Second, and a little bit in the weeds (so please bear with), Dr. Mora does not understand basic concepts in reading education and research. Indicative of this is her statement in the article cited in their response, “To Cue or Not to Cue: Is That the Question” in Language Magazine (June 2023), that “orthographic mapping [is] the technical term for decoding.” This is simply incorrect. It’s wrong, not a matter of alternate interpretations. It’s as if someone defined a triangle as a polygon with four sides.
Orthographic mapping refers to the mental binding of a word’s letters to the sounds they represent to the word’s meaning. Among other errors, Dr. Mora makes the common mistake of equating decoding with word recognition. Most people, understandably, equate the two. But anyone who claims some sort of expertise should know they are not the same thing. I’ve tried to clarify for her in email correspondence, but to no avail.

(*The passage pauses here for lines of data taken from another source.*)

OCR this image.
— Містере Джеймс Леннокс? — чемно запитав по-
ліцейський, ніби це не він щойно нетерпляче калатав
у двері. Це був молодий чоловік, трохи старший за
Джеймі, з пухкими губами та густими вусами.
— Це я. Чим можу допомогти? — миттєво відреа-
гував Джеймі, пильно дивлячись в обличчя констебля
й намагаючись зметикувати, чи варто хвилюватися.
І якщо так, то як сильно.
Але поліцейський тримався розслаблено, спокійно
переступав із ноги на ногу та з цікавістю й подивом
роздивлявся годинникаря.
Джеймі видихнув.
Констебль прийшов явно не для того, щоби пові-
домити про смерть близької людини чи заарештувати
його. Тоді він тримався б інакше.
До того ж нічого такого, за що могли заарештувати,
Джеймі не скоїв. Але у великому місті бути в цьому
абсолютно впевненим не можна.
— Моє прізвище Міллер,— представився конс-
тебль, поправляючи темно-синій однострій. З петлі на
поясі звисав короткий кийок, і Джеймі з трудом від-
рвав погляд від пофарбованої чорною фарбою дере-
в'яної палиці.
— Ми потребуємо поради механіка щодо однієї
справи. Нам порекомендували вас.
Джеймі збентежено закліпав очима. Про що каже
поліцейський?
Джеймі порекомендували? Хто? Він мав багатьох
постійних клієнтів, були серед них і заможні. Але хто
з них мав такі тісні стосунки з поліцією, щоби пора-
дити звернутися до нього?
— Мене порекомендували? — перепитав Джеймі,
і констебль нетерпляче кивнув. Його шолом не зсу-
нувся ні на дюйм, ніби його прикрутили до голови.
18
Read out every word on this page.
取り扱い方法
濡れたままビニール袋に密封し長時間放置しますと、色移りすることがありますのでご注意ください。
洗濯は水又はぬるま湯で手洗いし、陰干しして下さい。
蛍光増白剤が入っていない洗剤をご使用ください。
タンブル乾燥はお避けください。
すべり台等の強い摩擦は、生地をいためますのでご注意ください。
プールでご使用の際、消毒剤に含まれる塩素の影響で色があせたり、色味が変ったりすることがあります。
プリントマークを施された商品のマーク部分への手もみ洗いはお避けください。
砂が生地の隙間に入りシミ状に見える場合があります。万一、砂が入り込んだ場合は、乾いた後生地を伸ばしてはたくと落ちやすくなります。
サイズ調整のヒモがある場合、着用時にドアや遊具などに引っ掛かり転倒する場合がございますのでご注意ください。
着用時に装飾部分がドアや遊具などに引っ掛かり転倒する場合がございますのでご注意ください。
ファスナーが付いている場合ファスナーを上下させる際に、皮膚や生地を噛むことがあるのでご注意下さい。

One final point. Drs. Mora et al cite “highly respected literacy research scholars, Robert Tierney and P. David Pearson” to support their position. It is an insult to Tierney and Pearson putting them in the same category as Strauss. Tierney and Pearson — especially David Pearson — are very well-known reading researchers with long track records of contributions to reading research and practice. Their book, unfortunately, consists of a series of straw-person statements that they slay, one by one.
There is less there than meets the eye, but that’s a different story for another time.